By Rachel Straus
Have you ever wondered what it would take to partner a female ballet dancer? The May 6 matinee at New York City Ballet was an excellent primer for anyone considering this question. In each of the four works from the All (Jerome) Robbins program, at the former New York State Theater, the male lead rarely left the side of his ballerina.
Robbins’s In G Major was a case in point. In the pas de deux section to Ravel’s eponymous composition, Tyler Angle lifted Maria Kowroski at least 25 times. In the end, Angle walked off the stage with Kowroski in a six-o-clock split, her head almost touching his. To create this pose, Angle benched pressed the tall ballerina above his head. Because of the pleasing geometry of Kowroski’s long line, and the ease of her form, my eye naturally moved to her. But it was Angle underneath who made this vision airborne—and magical. At the last moment, Angle’s arms looked like they were going to fail him. Fortunately, the stage wings were steps away.
Besides Robbins’s The Cage (1951), about a tribe of man-eating insect women who destroy one of their prey (Craig Hall), Robbins’s other ballets on the program showed the influence of Balanchine’s neoclassicism. In the Night (1970), In G Major (1975) and Andantino (1981) are plotless ballets. They feature a relationship, or relationships, between a man and woman, which is expressed through a pas de deux. Balanchine expanded classicism through the partnered duet. His lifts were far more complex than his predecessors Petipa, Fokine, and Massine. They didn’t just go up and down. They traveled. The woman changed poses in mid air. The lifts often began and ended in full-bodied motion. In Robbins’s three ballets, Balanchine-style partnering is evidence. The women sail through the sky like birds (and occasionally like fighter jets). The men below them propel their wings.
Of the male leads from In the Night, to music by Frédéric Chopin as performed by Nancy McDill, Robert Fairchild and Sebastian Marcovici stood out for their convincing portrayals of men in adoration of their women. While Fairchild played the young lover to Sterling Hyltin, Marcovici danced the steadfast companion to Wendy Whelan’s vexed, ambivalent character. Marcovici’s lifts expressed the unswerving nature of his love. While she thrashed and pulled away from, Marcovici carried Whelan aloft through her psychological storm. Their pas de deux was the highlight of the afternoon.
Back in 2007 a documentary about the recently retired New York City Ballet principal dancer Jock Soto was aired. Called Water Flowing Together, it contains a memorable scene in which the virile Soto is crumpled in a corner of a studio. With tears of exhaustion, Soto talks about how his arms ache. He says he doesn’t have the strength to lift another ballerina. Yet Soto wasn’t angry or resentful. He expressed exasperation with his ability to continue to make partnering look effortless, to make lifts symbols of the transcendent power of love.
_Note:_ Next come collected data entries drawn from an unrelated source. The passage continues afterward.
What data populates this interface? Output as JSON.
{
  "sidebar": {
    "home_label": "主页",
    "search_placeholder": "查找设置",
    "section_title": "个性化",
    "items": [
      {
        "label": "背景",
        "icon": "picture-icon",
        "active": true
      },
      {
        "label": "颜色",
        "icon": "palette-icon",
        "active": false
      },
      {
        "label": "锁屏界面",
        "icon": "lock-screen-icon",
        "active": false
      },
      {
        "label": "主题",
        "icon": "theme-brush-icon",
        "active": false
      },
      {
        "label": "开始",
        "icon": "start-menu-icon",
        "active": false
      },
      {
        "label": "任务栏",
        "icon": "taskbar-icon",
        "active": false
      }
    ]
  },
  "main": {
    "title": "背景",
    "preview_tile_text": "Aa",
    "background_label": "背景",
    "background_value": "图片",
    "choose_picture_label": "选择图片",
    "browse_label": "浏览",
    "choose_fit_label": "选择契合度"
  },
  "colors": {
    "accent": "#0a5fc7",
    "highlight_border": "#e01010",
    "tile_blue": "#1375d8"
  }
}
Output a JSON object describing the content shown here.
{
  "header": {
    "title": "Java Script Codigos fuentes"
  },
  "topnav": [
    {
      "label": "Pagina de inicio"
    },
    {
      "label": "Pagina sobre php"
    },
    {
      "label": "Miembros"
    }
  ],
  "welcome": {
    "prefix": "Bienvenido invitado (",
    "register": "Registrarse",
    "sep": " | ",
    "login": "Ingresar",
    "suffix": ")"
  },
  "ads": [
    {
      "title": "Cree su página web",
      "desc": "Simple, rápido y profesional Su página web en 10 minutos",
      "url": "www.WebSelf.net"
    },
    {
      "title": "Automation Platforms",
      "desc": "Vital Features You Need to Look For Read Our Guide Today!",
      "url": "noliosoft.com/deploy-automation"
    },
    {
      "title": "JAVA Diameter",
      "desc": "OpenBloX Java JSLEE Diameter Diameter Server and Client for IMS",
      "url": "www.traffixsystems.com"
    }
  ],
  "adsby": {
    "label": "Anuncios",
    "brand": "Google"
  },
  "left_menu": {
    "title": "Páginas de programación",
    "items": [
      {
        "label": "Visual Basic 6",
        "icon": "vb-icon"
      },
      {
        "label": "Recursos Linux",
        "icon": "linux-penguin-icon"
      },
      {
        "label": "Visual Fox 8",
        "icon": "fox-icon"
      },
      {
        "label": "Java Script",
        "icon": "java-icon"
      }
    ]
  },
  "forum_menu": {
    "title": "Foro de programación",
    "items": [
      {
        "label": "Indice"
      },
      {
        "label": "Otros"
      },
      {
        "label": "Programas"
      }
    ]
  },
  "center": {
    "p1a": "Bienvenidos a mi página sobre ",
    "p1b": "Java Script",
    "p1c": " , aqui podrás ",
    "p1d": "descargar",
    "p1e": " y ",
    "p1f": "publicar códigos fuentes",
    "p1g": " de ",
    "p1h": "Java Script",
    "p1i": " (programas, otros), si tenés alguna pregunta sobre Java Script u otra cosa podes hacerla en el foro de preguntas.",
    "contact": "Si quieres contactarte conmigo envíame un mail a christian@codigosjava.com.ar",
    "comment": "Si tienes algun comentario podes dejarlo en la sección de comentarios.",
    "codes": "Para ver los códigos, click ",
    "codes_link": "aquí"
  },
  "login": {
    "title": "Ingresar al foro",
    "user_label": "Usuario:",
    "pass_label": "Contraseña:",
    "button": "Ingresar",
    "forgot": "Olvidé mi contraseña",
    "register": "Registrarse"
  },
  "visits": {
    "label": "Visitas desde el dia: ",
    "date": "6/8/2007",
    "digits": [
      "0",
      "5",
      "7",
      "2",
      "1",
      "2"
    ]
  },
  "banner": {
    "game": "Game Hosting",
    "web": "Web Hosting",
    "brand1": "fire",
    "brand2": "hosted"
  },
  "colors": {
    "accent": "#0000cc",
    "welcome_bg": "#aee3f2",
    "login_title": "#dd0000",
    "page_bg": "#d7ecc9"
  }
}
The men of City Ballet, and male ballet dancers everywhere, may not have to dance on the tips of their toes or to suffer the same degree of competition as female dancers, but their job is no less easy. They literally carry certain ballets. Balanchine said “ballet is woman,” but ballet without men would strip the art form of humanity, and of its fundamental expression of being there for another.